Le fragment chuta, happé par le vent avant de disparaître dans l’eau sombre de l’East River. Luther se jeta aussitôt en avant, plongeant sans hésitation, son choix scellé dans ce mouvement irrévocable. L'immortelle ne resta pas pour regarder. Elle se détourna et disparut dans le dédale urbain, le cœur battant, vivante.
Lorsque Luther émergea enfin, des heures plus tard, sur une berge boueuse en contrebas, le cristal était serré dans sa main. Trempé, couvert de vase, il resta immobile un long moment, indifférent à la ville qui reprenait son souffle autour de lui.
*
Londres, quelques jours plus tard.
Le sanctuaire de Luther était une pièce sans fenêtres, nichée au cœur d'un hôtel particulier dont les murs épais étouffaient les rumeurs de la métropole.
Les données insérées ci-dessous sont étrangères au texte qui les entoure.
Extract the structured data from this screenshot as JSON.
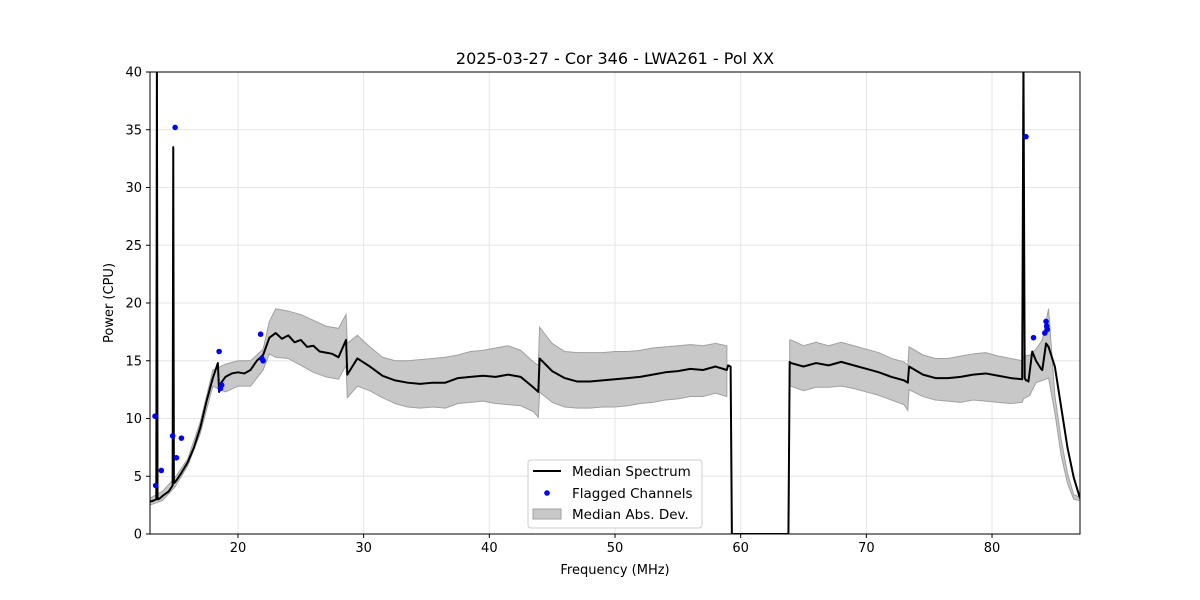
{
  "chart_data": {
    "type": "line",
    "title": "2025-03-27 - Cor 346 - LWA261 - Pol XX",
    "xlabel": "Frequency (MHz)",
    "ylabel": "Power (CPU)",
    "xlim": [
      13.0,
      87.0
    ],
    "ylim": [
      0,
      40
    ],
    "x_ticks": [
      20,
      30,
      40,
      50,
      60,
      70,
      80
    ],
    "y_ticks": [
      0,
      5,
      10,
      15,
      20,
      25,
      30,
      35,
      40
    ],
    "grid": true,
    "legend_placement": "lower-center",
    "colors": {
      "median": "#000000",
      "flagged": "#0000ff",
      "mad_fill": "#c8c8c8",
      "mad_edge": "#a0a0a0"
    },
    "series": [
      {
        "name": "Median Spectrum",
        "style": "line",
        "x": [
          13.0,
          13.3,
          13.5,
          13.55,
          13.6,
          13.65,
          13.8,
          14.0,
          14.5,
          14.8,
          14.85,
          14.9,
          15.0,
          15.2,
          15.5,
          16.0,
          16.5,
          17.0,
          17.5,
          18.0,
          18.4,
          18.5,
          18.6,
          19.0,
          19.5,
          20.0,
          20.5,
          21.0,
          21.5,
          22.0,
          22.5,
          23.0,
          23.5,
          24.0,
          24.5,
          25.0,
          25.5,
          26.0,
          26.5,
          27.0,
          27.5,
          28.0,
          28.6,
          28.7,
          29.5,
          30.5,
          31.5,
          32.5,
          33.5,
          34.5,
          35.5,
          36.5,
          37.5,
          38.5,
          39.5,
          40.5,
          41.5,
          42.5,
          43.5,
          43.9,
          44.0,
          45.0,
          46.0,
          47.0,
          48.0,
          49.0,
          50.0,
          51.0,
          52.0,
          53.0,
          54.0,
          55.0,
          56.0,
          57.0,
          58.0,
          58.9,
          59.0,
          59.2,
          59.3,
          63.8,
          63.9,
          64.0,
          65.0,
          66.0,
          67.0,
          68.0,
          69.0,
          70.0,
          71.0,
          72.0,
          73.0,
          73.3,
          73.4,
          74.5,
          75.5,
          76.5,
          77.5,
          78.5,
          79.5,
          80.5,
          81.5,
          82.4,
          82.5,
          82.6,
          82.7,
          82.8,
          82.9,
          83.2,
          83.5,
          83.9,
          84.0,
          84.3,
          84.5,
          85.0,
          85.5,
          86.0,
          86.5,
          87.0
        ],
        "values": [
          2.8,
          2.9,
          3.0,
          41.0,
          3.2,
          3.0,
          3.1,
          3.3,
          3.7,
          4.2,
          33.5,
          4.4,
          4.5,
          4.8,
          5.3,
          6.2,
          7.5,
          9.2,
          11.5,
          13.5,
          14.8,
          12.3,
          13.0,
          13.6,
          13.9,
          14.0,
          13.9,
          14.2,
          15.0,
          15.5,
          17.0,
          17.4,
          16.9,
          17.2,
          16.6,
          16.8,
          16.2,
          16.3,
          15.8,
          15.7,
          15.6,
          15.3,
          16.8,
          13.8,
          15.2,
          14.5,
          13.7,
          13.3,
          13.1,
          13.0,
          13.1,
          13.1,
          13.5,
          13.6,
          13.7,
          13.6,
          13.8,
          13.6,
          12.7,
          12.3,
          15.2,
          14.1,
          13.5,
          13.2,
          13.2,
          13.3,
          13.4,
          13.5,
          13.6,
          13.8,
          14.0,
          14.1,
          14.3,
          14.2,
          14.5,
          14.2,
          14.6,
          14.5,
          0.0,
          0.0,
          14.9,
          14.8,
          14.5,
          14.8,
          14.6,
          14.9,
          14.6,
          14.3,
          14.0,
          13.6,
          13.3,
          13.1,
          14.5,
          13.8,
          13.5,
          13.5,
          13.6,
          13.8,
          13.9,
          13.7,
          13.5,
          13.4,
          41.0,
          13.5,
          13.3,
          13.3,
          13.2,
          15.8,
          15.0,
          14.3,
          14.2,
          16.5,
          16.2,
          14.5,
          11.0,
          7.5,
          4.9,
          3.1
        ]
      },
      {
        "name": "Flagged Channels",
        "style": "points",
        "x": [
          13.4,
          13.45,
          13.9,
          14.8,
          15.0,
          15.1,
          15.5,
          18.5,
          18.6,
          18.7,
          21.8,
          21.9,
          22.0,
          82.7,
          83.3,
          84.2,
          84.3,
          84.35,
          84.4
        ],
        "values": [
          10.2,
          4.2,
          5.5,
          8.5,
          35.2,
          6.6,
          8.3,
          15.8,
          12.6,
          12.9,
          17.3,
          15.2,
          15.0,
          34.4,
          17.0,
          17.4,
          18.4,
          18.0,
          17.7
        ]
      },
      {
        "name": "Median Abs. Dev.",
        "style": "band",
        "x": [
          13.0,
          14.0,
          15.0,
          16.0,
          17.0,
          18.0,
          19.0,
          20.0,
          21.0,
          22.0,
          22.5,
          23.0,
          24.0,
          25.0,
          26.0,
          27.0,
          28.0,
          28.6,
          28.7,
          29.5,
          30.5,
          31.5,
          32.5,
          33.5,
          34.5,
          35.5,
          36.5,
          37.5,
          38.5,
          39.5,
          40.5,
          41.5,
          42.5,
          43.5,
          43.9,
          44.0,
          45.0,
          46.0,
          47.0,
          48.0,
          49.0,
          50.0,
          51.0,
          52.0,
          53.0,
          54.0,
          55.0,
          56.0,
          57.0,
          58.0,
          58.9,
          59.3,
          63.8,
          63.9,
          64.0,
          65.0,
          66.0,
          67.0,
          68.0,
          69.0,
          70.0,
          71.0,
          72.0,
          73.0,
          73.3,
          73.4,
          74.5,
          75.5,
          76.5,
          77.5,
          78.5,
          79.5,
          80.5,
          81.5,
          82.4,
          82.5,
          83.0,
          83.5,
          84.0,
          84.5,
          85.0,
          85.5,
          86.0,
          86.5,
          87.0
        ],
        "upper": [
          3.1,
          3.7,
          4.9,
          6.5,
          9.7,
          14.2,
          14.7,
          15.0,
          15.0,
          16.0,
          18.4,
          19.5,
          19.3,
          19.0,
          18.5,
          18.0,
          17.8,
          19.0,
          16.5,
          17.2,
          16.2,
          15.3,
          15.0,
          15.0,
          15.1,
          15.2,
          15.3,
          15.5,
          15.8,
          15.9,
          16.1,
          16.3,
          15.9,
          14.9,
          14.6,
          17.9,
          16.5,
          15.8,
          15.7,
          15.7,
          15.7,
          15.8,
          15.8,
          15.9,
          16.1,
          16.2,
          16.3,
          16.4,
          16.3,
          16.5,
          16.3,
          null,
          null,
          16.8,
          16.8,
          16.3,
          16.6,
          16.3,
          16.6,
          16.3,
          16.0,
          15.7,
          15.2,
          14.9,
          14.6,
          16.2,
          15.5,
          15.2,
          15.2,
          15.4,
          15.6,
          15.7,
          15.4,
          15.2,
          15.0,
          15.4,
          15.5,
          16.0,
          16.8,
          19.5,
          12.0,
          8.2,
          5.3,
          3.4,
          3.2
        ],
        "lower": [
          2.5,
          2.9,
          4.1,
          5.9,
          8.7,
          12.8,
          12.3,
          12.8,
          12.8,
          14.2,
          15.6,
          15.3,
          15.2,
          14.6,
          14.0,
          13.6,
          13.4,
          14.6,
          11.8,
          12.8,
          12.4,
          11.8,
          11.3,
          11.0,
          10.9,
          11.0,
          10.9,
          11.3,
          11.4,
          11.5,
          11.3,
          11.2,
          11.1,
          10.6,
          10.1,
          12.3,
          11.4,
          11.0,
          10.9,
          10.9,
          11.0,
          11.0,
          11.1,
          11.3,
          11.4,
          11.6,
          11.7,
          11.9,
          11.9,
          12.2,
          11.9,
          null,
          null,
          12.8,
          12.8,
          12.4,
          12.7,
          12.7,
          12.8,
          12.6,
          12.3,
          12.0,
          11.6,
          11.2,
          10.7,
          12.5,
          11.9,
          11.6,
          11.5,
          11.4,
          11.6,
          11.5,
          11.4,
          11.3,
          11.4,
          11.7,
          12.0,
          13.1,
          13.3,
          13.5,
          10.5,
          6.8,
          4.4,
          3.0,
          2.9
        ]
      }
    ],
    "legend": [
      "Median Spectrum",
      "Flagged Channels",
      "Median Abs. Dev."
    ]
  }
}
L'immortel posa délicatement le fragment de cristal récupéré dans l’East River sur le socle de velours noir. À l'instant où il rejoignit les autres, une impulsion lumineuse, plus intense que les précédentes, parcourut l'ensemble. C'était comme une pulsation, un battement de cœur de lumière froide. Le puzzle prenait forme, et avec lui, une promesse de puissance que l'immortel sentait déjà couler dans ses veines.
Il ne lui manquait plus que deux fragments, en plus de ceux que possédaient les Guetteurs.
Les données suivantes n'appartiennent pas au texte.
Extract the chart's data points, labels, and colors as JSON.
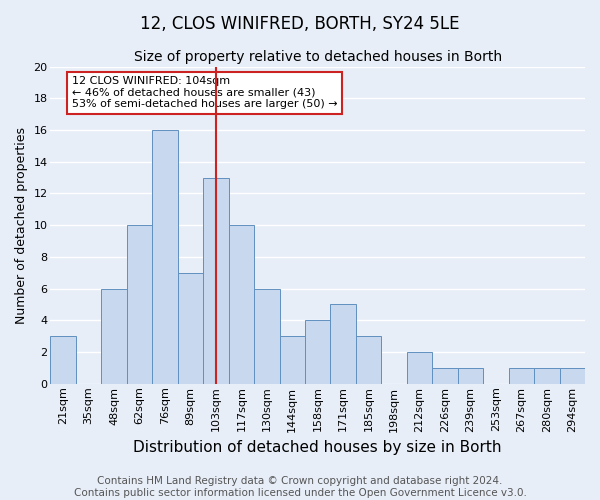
{
  "title": "12, CLOS WINIFRED, BORTH, SY24 5LE",
  "subtitle": "Size of property relative to detached houses in Borth",
  "xlabel": "Distribution of detached houses by size in Borth",
  "ylabel": "Number of detached properties",
  "categories": [
    "21sqm",
    "35sqm",
    "48sqm",
    "62sqm",
    "76sqm",
    "89sqm",
    "103sqm",
    "117sqm",
    "130sqm",
    "144sqm",
    "158sqm",
    "171sqm",
    "185sqm",
    "198sqm",
    "212sqm",
    "226sqm",
    "239sqm",
    "253sqm",
    "267sqm",
    "280sqm",
    "294sqm"
  ],
  "values": [
    3,
    0,
    6,
    10,
    16,
    7,
    13,
    10,
    6,
    3,
    4,
    5,
    3,
    0,
    2,
    1,
    1,
    0,
    1,
    1,
    1
  ],
  "bar_color": "#c8d8ee",
  "bar_edge_color": "#6090c0",
  "vline_x_index": 6,
  "vline_color": "#cc2222",
  "ylim": [
    0,
    20
  ],
  "yticks": [
    0,
    2,
    4,
    6,
    8,
    10,
    12,
    14,
    16,
    18,
    20
  ],
  "annotation_text": "12 CLOS WINIFRED: 104sqm\n← 46% of detached houses are smaller (43)\n53% of semi-detached houses are larger (50) →",
  "annotation_box_color": "#ffffff",
  "annotation_box_edge": "#cc2222",
  "footer_text": "Contains HM Land Registry data © Crown copyright and database right 2024.\nContains public sector information licensed under the Open Government Licence v3.0.",
  "background_color": "#e8eef8",
  "grid_color": "#ffffff",
  "title_fontsize": 12,
  "subtitle_fontsize": 10,
  "xlabel_fontsize": 11,
  "ylabel_fontsize": 9,
  "tick_fontsize": 8,
  "footer_fontsize": 7.5
}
Celui d'Amanda, cette voleuse insaisissable dont les Guetteurs peinaient encore à fixer la trace, et celui de Rebecca. Le "cœur" du cristal. Il savait que son ancienne mentore ne se contenterait pas de jeter son héritage dans un fleuve. Elle se battrait, et ce duel serait le point d'orgue de sa quête, l'instant où il s'élèverait définitivement au-dessus de sa condition.
Pourtant, malgré l'éclat de sa collection, une ombre persistait dans son esprit. Il repensa à Nathan Stern et à Daniel Geiger, à cette fascination mêlée de terreur qu'il avait pu lire dans leurs yeux lors de leur dernière rencontre à New York. Les Guetteurs n'étaient pas des alliés ; ils étaient des parasites, des archivistes qui avaient trop longtemps vécu par procuration. Luther sentait leur malaise grandir. À mesure qu'il s'approchait de son but, il devenait pour eux une anomalie qu'ils ne pouvaient plus simplement observer. Il savait comment fonctionnait la peur chez les mortels : elle menait inévitablement à l'élimination de la source du danger. Ils l'aideraient à compléter le cristal, il en était sûr, mais ils essaieraient ensuite de supprimer toute trace de leur trahison. Et la trace la plus évidente, la plus gênante, c'était lui.
Un sourire froid, presque imperceptible, apparut sur ses lèvres. Que les Guetteurs aiguisent leurs plumes ou leurs complots, peu importait. Une fois le cristal complet, ils comprendraient qu'on ne supprime pas un dieu.